According to Weaver, Tech Athletics didn't request to have a Thursday night game in Lane Stadium to give traveling fans another weekend game and a break from an evening weekday game.
Last season, Tech had two weekday games — a Thursday night game against Florida State, and the season opener against Georgia Tech on Labor Day. Tech also played on Labor Day in 2010 against Boise State.
"When you have Thursday night games, or Labor Day games, it just so happens that people have to go back to work (the next day), and many times they can't and have to take a vacation day," Weaver said. “For people who have done that for a lot of years in succession, I thought it would be good for them.”
“(It was) the right thing to do, to say thank you to our fans,” Weaver said.
Although there was speculation that the request had something to do with the Hokies disappointing 2012 season, Weaver denied there was any relationship.
“It had nothing to do with last season's performance, it had everything to do with us (having evening games) 10 to 12 years in a row,” Weaver said. “It was a timely decision to thank our people.”
Despite this, the announcement has received a lot of backlash, especially from students who consistently look forward to the evening games.
Andrew Whitley, a sophomore History and Political Science major, is from southwest Virginia and has attended Tech football games since he was young with his family. Coming up for Thursday night games is a big part of that memory for him and his grandfather.
"(My grandfather) was upset, he likes to come up because there's not as many kids," Whitley said. "The environment is completely different."
Dylan Robinson, another sophomore student, was also upset about the change but admitted that it might be a hassle for certain alumni who have to travel to and from.
"I can understand," Robinson said. "But it's just one day out of the entire year."
Weaver understood students are disappointed by the announcement but insisted this decision was for the Tech fans who have to road trip to games.
"It had nothing to do with taking a Thursday night game away from students," Weaver said.
From a football standpoint, the lack of a Thursday night home game could impact recruiting, as the atmosphere of Lane Stadium has convinced many prospects to come to Blacksburg. Weaver, though, isn't worried that making the sacrifice will have an impact.
"We'll get nationally televised games because the ACC has a new contract with ESPN," Weaver said. "We are playing Thursday night in Atlanta (against Georgia Tech) and we'll get exposure from that. Where we won't get exposure is in regard to Lane Stadium, but we will get a national televised game and probably more than one."
That Thursday night game at Georgia Tech also poses a scheduling issue, as the Hokies will have short week heading into the matchup.
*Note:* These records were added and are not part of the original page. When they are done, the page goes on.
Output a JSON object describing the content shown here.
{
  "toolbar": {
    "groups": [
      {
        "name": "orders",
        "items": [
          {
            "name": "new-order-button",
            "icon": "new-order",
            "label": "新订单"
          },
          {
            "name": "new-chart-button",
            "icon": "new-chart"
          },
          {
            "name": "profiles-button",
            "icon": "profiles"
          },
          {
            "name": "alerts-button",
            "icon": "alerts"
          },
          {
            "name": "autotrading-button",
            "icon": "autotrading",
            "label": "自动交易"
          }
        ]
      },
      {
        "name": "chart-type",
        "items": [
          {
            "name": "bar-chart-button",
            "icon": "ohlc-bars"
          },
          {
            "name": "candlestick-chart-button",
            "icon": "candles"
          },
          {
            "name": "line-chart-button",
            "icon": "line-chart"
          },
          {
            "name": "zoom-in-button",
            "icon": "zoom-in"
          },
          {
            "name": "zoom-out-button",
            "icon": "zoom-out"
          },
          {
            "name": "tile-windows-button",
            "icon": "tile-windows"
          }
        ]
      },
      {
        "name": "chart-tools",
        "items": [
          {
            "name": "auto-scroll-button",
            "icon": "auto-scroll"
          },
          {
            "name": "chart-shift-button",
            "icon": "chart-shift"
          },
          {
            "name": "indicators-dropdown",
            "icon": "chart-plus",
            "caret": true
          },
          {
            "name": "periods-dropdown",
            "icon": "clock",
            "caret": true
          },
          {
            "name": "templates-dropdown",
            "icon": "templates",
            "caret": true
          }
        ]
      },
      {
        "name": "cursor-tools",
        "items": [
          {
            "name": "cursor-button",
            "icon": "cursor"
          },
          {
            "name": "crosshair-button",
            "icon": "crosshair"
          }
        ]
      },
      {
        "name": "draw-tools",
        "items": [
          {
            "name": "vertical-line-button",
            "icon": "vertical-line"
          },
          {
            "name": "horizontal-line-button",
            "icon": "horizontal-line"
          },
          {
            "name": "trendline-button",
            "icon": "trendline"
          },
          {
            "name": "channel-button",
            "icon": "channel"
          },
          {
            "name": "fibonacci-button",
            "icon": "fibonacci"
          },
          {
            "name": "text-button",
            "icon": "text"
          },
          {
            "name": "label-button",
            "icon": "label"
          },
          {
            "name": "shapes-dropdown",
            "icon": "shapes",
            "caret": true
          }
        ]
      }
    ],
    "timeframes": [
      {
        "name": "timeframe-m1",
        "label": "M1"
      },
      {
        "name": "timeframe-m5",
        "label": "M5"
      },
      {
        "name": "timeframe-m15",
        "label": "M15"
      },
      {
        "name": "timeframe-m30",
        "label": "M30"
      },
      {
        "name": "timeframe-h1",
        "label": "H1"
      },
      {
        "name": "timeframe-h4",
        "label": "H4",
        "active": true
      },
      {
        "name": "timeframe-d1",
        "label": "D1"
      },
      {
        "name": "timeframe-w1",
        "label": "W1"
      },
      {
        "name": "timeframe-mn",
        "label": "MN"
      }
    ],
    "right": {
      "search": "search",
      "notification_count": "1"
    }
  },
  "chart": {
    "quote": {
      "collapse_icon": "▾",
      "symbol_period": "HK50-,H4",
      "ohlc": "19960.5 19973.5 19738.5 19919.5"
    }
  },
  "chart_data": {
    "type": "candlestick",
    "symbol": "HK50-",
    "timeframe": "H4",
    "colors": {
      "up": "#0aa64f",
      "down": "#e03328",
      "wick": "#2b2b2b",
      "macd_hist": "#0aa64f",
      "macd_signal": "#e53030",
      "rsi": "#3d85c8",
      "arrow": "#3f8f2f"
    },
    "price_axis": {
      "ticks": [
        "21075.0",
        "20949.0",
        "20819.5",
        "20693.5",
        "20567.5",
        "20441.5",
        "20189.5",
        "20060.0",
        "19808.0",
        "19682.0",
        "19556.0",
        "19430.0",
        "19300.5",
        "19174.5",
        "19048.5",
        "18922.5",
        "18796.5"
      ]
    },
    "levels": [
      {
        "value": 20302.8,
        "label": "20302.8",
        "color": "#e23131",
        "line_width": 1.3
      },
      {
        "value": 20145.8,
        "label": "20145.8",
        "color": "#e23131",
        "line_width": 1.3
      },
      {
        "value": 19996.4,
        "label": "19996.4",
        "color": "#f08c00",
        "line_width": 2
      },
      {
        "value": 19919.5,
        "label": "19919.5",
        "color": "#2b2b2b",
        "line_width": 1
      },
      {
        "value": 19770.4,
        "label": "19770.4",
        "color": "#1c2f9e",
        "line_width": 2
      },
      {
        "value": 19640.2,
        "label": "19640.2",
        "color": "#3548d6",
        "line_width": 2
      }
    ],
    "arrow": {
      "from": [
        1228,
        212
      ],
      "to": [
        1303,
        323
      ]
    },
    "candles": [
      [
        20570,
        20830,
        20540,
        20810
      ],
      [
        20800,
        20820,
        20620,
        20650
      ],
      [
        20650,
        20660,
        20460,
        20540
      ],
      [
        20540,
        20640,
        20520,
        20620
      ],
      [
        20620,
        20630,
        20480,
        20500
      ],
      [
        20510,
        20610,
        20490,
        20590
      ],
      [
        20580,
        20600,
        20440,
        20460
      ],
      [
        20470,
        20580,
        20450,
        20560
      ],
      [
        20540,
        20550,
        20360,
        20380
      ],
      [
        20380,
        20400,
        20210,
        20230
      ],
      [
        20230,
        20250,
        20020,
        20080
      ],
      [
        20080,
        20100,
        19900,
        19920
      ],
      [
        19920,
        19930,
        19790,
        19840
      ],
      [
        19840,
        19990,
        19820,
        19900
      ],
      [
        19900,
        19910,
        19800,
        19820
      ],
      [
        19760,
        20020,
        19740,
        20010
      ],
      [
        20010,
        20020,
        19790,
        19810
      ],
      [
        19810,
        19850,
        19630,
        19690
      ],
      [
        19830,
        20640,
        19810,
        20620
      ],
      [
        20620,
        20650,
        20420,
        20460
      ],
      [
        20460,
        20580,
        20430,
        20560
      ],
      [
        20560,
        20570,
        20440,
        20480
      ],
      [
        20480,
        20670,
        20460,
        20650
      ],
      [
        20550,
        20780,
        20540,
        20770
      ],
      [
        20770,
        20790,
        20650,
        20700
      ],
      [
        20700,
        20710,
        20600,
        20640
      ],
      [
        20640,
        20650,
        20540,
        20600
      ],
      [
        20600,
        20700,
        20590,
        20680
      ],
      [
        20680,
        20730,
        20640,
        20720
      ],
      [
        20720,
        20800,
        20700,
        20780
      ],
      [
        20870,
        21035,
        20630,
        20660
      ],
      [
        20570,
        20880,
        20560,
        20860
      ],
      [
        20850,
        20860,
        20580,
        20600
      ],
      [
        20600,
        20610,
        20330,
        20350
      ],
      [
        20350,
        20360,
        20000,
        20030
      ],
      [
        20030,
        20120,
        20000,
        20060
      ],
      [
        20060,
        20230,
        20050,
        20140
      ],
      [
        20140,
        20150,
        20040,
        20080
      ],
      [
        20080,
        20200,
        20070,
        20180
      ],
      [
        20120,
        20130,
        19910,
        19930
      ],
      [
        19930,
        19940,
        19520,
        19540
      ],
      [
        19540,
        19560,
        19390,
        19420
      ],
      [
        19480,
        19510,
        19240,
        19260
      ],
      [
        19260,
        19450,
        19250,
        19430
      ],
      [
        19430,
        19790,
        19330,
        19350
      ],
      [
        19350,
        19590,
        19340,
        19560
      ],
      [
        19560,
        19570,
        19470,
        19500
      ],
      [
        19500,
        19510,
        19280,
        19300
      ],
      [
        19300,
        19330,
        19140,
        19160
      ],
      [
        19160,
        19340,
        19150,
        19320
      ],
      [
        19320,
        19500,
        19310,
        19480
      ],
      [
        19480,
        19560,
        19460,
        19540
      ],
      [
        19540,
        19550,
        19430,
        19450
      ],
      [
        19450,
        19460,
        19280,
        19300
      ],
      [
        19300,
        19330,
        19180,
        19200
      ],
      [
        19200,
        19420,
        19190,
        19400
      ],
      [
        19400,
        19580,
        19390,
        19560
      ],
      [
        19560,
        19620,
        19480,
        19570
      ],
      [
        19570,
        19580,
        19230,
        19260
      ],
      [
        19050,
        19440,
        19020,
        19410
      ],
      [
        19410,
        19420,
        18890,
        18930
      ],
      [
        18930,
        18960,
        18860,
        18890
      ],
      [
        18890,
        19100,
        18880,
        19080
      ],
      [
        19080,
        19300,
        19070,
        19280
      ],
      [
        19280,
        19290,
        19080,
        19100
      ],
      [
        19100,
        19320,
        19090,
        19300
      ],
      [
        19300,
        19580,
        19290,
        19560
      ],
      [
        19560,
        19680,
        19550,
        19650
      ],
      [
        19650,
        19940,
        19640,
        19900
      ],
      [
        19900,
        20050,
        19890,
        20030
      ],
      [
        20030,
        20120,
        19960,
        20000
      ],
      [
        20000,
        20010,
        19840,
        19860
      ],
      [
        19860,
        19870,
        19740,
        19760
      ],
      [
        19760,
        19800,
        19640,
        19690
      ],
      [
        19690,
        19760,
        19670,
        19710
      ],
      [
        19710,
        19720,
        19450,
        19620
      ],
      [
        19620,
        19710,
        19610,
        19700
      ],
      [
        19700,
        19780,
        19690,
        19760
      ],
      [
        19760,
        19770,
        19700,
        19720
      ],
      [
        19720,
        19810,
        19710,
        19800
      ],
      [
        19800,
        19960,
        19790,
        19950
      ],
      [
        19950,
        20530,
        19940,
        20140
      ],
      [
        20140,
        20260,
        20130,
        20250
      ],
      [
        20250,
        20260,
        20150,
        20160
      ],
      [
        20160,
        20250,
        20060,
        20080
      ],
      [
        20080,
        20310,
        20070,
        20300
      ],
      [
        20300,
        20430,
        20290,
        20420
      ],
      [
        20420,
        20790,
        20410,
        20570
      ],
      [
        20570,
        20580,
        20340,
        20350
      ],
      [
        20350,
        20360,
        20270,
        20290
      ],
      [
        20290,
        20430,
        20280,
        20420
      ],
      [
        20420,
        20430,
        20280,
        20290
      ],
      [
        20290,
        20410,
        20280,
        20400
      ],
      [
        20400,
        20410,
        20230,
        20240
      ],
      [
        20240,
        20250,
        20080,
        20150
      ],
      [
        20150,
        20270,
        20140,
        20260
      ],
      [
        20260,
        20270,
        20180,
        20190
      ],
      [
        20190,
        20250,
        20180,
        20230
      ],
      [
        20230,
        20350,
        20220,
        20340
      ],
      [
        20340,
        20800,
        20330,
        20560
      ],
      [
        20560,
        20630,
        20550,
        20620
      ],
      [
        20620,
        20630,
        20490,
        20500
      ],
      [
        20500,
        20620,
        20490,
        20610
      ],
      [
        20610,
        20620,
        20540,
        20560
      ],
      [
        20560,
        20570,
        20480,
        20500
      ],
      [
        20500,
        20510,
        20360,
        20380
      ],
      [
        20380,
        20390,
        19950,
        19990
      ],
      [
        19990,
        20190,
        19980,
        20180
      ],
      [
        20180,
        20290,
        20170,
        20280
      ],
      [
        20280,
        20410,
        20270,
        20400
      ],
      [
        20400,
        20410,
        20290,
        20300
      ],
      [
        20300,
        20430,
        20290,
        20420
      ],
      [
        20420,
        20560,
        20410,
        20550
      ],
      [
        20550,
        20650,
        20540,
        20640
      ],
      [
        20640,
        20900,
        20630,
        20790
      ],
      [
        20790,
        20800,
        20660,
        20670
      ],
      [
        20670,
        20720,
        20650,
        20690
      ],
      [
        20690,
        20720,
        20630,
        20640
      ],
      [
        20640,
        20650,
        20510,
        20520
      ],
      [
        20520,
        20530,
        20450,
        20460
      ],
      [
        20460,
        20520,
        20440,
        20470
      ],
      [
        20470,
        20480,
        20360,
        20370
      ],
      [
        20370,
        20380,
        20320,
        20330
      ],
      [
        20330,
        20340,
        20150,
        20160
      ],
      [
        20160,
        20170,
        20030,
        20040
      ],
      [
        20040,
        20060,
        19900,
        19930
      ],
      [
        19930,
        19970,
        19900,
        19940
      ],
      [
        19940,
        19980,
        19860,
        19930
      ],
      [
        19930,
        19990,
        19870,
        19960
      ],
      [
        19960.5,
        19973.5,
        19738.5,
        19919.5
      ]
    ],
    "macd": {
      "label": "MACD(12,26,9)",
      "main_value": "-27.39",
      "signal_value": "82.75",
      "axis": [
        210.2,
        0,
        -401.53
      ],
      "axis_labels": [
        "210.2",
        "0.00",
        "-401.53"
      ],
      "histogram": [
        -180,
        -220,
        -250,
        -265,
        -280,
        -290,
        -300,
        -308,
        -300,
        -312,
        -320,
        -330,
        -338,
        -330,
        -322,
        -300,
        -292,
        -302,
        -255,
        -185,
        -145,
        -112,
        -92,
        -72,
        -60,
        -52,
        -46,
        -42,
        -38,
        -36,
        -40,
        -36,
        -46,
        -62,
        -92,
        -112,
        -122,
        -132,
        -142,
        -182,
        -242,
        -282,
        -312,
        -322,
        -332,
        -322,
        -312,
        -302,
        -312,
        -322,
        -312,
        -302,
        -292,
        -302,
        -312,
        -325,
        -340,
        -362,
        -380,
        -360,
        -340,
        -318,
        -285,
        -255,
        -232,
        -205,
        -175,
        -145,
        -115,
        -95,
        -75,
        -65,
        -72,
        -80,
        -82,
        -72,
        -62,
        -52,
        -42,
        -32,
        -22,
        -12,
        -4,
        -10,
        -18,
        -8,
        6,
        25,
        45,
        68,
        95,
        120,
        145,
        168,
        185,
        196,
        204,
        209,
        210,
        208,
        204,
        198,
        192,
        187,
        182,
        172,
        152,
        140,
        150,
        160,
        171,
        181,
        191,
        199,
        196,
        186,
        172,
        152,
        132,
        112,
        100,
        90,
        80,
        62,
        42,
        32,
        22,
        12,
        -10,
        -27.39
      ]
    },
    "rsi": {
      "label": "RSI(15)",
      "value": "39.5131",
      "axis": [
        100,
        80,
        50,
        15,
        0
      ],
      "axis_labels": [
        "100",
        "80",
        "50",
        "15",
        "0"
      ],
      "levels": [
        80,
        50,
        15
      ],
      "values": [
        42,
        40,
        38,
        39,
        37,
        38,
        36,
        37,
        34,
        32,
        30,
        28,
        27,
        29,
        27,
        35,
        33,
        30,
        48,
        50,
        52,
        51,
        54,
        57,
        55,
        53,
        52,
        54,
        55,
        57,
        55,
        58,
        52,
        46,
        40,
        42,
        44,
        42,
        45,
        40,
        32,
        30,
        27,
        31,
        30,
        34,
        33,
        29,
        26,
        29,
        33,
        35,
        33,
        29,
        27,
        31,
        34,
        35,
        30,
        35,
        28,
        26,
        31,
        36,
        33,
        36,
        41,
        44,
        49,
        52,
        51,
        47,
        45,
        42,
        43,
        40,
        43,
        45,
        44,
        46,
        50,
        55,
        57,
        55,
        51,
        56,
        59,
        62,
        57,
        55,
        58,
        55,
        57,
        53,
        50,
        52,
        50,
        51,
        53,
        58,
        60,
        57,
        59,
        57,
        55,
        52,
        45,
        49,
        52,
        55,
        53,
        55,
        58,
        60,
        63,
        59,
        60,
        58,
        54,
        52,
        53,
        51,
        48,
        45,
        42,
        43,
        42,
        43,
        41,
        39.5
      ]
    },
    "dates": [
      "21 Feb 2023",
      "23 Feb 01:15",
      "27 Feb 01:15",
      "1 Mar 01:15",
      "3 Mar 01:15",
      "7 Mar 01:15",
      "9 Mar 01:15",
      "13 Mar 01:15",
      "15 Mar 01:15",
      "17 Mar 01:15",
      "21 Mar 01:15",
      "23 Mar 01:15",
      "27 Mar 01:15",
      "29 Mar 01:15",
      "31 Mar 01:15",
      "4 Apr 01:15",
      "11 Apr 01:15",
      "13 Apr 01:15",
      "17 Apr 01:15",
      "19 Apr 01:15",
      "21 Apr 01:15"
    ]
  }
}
However, that decision was out of Weaver's hands — the scheduled dates are determined by the ACC — and while that is a challenge that the Hokies havent often dealt with the past few seasons, the Yellow Jackets will be working on five days of rest as well.
"Both teams have a short week for preparation," Weaver said. "The ACC tries to match up similar preparation environment. In other words, if one team is going to have a short week, they don't want the other team to have a long week."
The new schedule is only a short-term switch, however, as students can plan on having a home Thursday night game for the 2014 season.
“This is just a one-time situation,” Weaver said.